Even if requests are successful, these processes often result in significant redactions, the removal of entire documents, or a reduction of scope. For a process created to promote accessibility and civic engagement, the current procedures fail to ensure meaningful public access and oversight of government decision-making.
The Case(s) Against Transparency
FOIA’s structural flaws become most apparent when examining the most contentious aspects of US policy, particularly in cases involving national security and human rights.
In 2024, a US Court of Appeals ruled that the full Senate Intelligence Committee report on the CIA’s Detention and Interrogation program post-9/11 was not subject to FOIA. Law Professor Douglas Cox sought access to unredacted copies held by executive agencies subject to FOIA; however, the court found the particular report exempt from FOIA, as it originated in Congress.
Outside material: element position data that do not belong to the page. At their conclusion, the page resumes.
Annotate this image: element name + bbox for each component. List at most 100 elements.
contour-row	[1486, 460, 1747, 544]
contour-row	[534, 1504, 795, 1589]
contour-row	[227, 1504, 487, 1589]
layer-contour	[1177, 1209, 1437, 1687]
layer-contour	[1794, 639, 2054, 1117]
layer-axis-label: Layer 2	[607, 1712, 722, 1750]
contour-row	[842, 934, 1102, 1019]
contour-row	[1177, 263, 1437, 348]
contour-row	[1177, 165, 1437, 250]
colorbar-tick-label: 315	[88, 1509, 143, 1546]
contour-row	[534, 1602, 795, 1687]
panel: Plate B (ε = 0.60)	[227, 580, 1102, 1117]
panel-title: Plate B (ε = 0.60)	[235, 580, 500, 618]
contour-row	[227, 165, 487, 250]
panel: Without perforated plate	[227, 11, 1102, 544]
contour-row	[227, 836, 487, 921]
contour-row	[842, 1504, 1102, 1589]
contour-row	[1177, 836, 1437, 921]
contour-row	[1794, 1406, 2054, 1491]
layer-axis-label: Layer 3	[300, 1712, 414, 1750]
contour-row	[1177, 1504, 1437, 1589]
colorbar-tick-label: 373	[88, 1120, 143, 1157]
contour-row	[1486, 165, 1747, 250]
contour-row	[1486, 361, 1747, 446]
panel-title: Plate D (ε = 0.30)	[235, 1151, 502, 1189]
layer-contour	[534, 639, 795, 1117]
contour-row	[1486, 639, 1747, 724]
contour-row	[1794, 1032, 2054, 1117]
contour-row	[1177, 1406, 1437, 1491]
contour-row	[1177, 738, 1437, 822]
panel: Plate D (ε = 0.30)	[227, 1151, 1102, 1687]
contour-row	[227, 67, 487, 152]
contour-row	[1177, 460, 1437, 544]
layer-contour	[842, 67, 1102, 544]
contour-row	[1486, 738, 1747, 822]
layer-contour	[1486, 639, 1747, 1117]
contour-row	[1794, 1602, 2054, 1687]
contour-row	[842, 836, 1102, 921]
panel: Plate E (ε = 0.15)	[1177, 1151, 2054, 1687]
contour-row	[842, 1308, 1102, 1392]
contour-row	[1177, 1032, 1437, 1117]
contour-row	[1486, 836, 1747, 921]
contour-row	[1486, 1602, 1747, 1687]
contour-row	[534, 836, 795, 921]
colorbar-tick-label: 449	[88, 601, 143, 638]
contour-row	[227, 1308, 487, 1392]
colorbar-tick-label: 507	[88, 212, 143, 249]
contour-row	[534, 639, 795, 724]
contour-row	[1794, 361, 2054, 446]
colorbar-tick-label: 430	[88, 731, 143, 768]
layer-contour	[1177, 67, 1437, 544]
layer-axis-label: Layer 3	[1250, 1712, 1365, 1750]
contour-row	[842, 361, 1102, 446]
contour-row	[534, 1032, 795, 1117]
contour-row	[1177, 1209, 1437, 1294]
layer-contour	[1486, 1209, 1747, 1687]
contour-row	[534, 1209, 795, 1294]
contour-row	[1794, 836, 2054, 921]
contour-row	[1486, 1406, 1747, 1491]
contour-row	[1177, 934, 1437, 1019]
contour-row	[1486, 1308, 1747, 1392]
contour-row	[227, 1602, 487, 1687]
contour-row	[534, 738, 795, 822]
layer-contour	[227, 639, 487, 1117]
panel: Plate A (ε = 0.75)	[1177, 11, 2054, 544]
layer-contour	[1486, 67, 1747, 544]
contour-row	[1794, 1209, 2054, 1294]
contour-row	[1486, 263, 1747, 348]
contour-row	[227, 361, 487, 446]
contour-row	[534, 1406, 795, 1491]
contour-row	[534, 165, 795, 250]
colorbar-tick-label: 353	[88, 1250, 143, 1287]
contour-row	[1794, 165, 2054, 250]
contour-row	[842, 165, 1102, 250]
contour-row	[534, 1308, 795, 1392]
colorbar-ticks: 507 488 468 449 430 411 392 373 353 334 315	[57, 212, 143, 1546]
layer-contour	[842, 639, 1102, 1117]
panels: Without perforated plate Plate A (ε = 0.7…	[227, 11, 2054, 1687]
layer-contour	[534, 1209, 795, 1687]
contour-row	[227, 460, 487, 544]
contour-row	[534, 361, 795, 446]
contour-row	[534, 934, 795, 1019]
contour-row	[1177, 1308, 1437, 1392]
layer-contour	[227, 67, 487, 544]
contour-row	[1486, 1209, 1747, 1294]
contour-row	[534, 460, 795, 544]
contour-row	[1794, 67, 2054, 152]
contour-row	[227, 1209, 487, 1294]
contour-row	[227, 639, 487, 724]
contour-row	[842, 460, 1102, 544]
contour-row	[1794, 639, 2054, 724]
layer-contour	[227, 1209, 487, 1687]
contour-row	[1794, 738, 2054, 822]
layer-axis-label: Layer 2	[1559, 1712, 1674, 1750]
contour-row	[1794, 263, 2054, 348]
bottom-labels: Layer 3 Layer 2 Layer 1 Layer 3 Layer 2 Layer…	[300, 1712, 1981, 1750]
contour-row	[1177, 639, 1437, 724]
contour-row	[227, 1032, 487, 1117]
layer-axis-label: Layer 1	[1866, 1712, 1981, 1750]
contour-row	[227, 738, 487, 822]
Similarly, in 2016, Cox faced another FOIA denial when a court found that National Security Council (NSC) decisions on fatal drone strikes were not subject to FOIA. This ruling found that the NSC, despite being subject to the Act until 1994 and an entity within an office often subject to FOIA, did not hold “independent authority” and was therefore exempt from FOIA.
Taken together, these rulings reveal how the judiciary has narrowed the scope of the FOIA, shielding major decisions from public access and scrutiny. Despite being built to bring transparency to agencies and decision-makers in the US government, the FOIA is consistently shown to protect these very actors from much-needed accountability.
Institutional Reform
The FOIA was established to boost democratic accountability and transparency, but today it requires reform to fulfil this purpose. Congress has acted before, notably in the wake of the Watergate Scandal, to narrow exemptions, cap fees, and enforce greater oversight of the FOIA process. Reform has happened before, and it can happen again.
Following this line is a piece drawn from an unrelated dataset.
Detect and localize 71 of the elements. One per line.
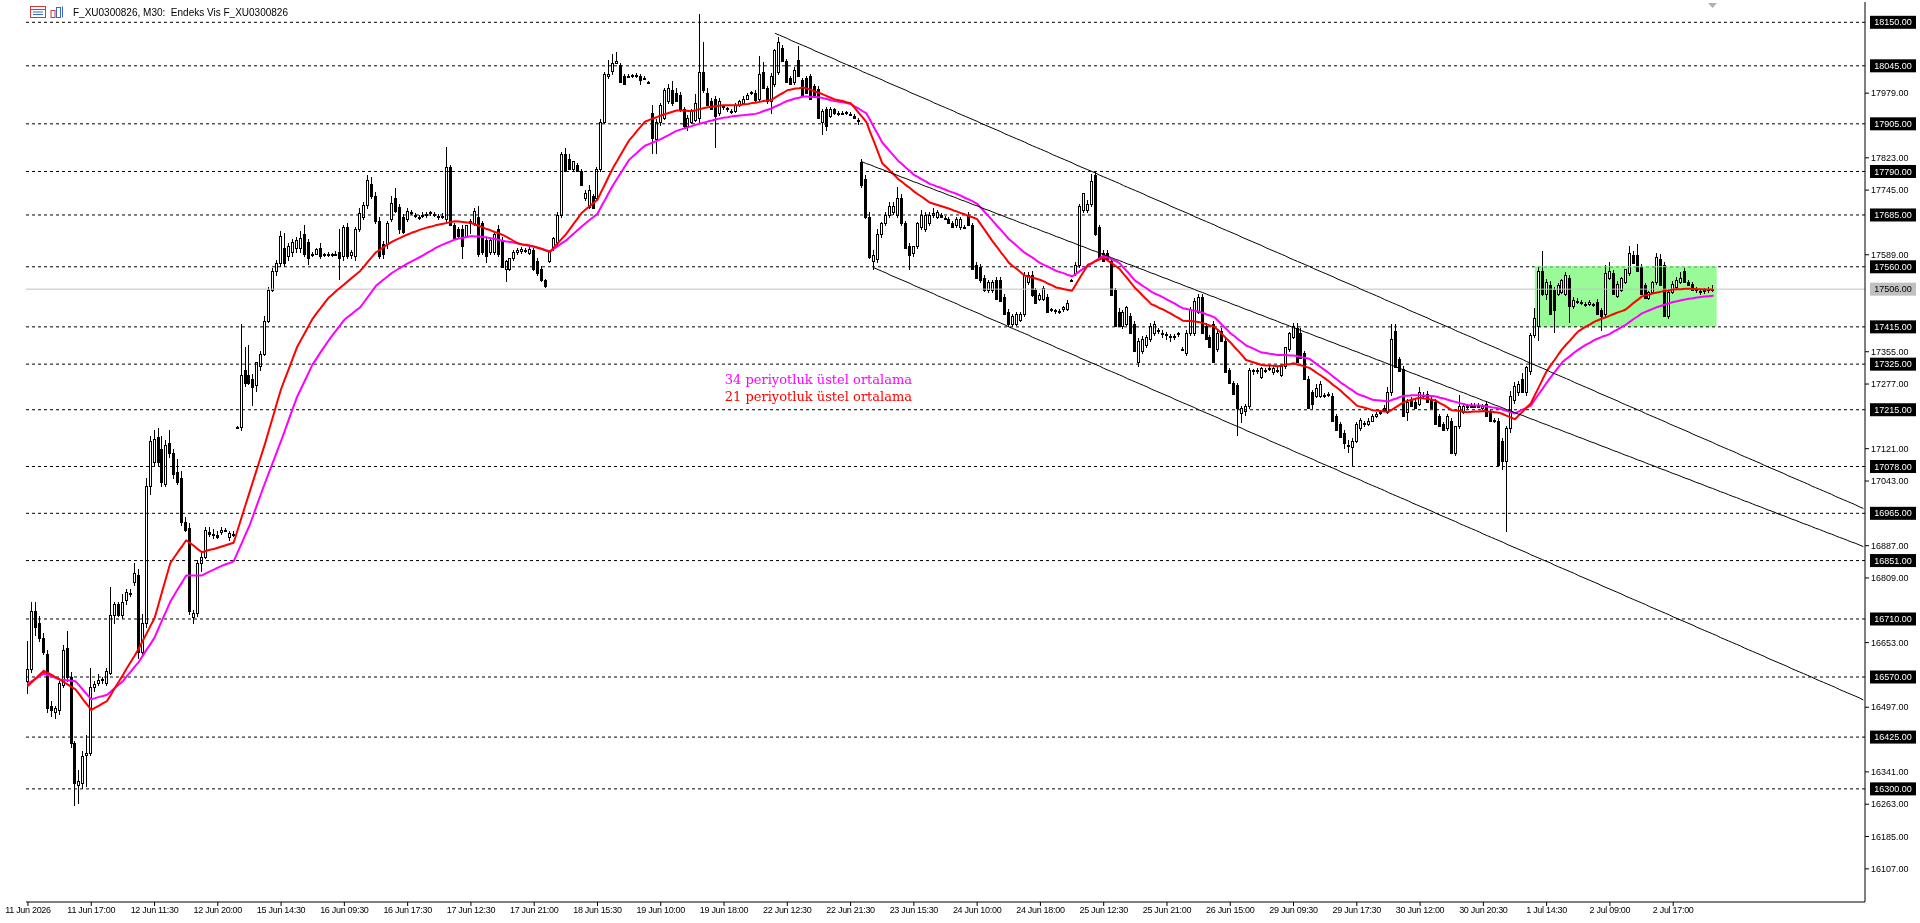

At a basic level, allocating more resources to FOIA departments can ensure timely access to documents and reduce the financial burden of submitting a request. More generally, existing requirements for agencies to release information on a regular basis without the need for FOIA should be expanded. These efforts need to be supported by a Congressional clarification of FOIA’s scope, with the goal of expanding access to influential entities currently beyond its reach. By promoting these changes, the government could bring FOIA closer to fulfilling its intended purpose.
The Freedom of Information Act was founded on the belief that transparency and government accountability are essential to democracy. Nearly 60 years later, it has become a system beholden to the government's will, not the public's rights. If FOIA continues to shield important government decisions, it undermines the values it was created to protect. To restore its original intent, the US Government must review and reform the FOIA to either prioritise the public’s right to information or to clarify the true limits of that right. Only through such a commitment can the promise of a transparent, democratic FOIA be meaningfully upheld.
Catherine Maltman is the United States Fellow for Young Australians in International Affairs. She holds a Bachelor of Arts, a Master of International Relations, and a Master of International Law from the University of Western Australia. Passionate about U.S. politics and international affairs, Catherine is eager to contribute to discussions about the United States' evolving role on the global stage under the incoming administration, particularly its implications for security and trade.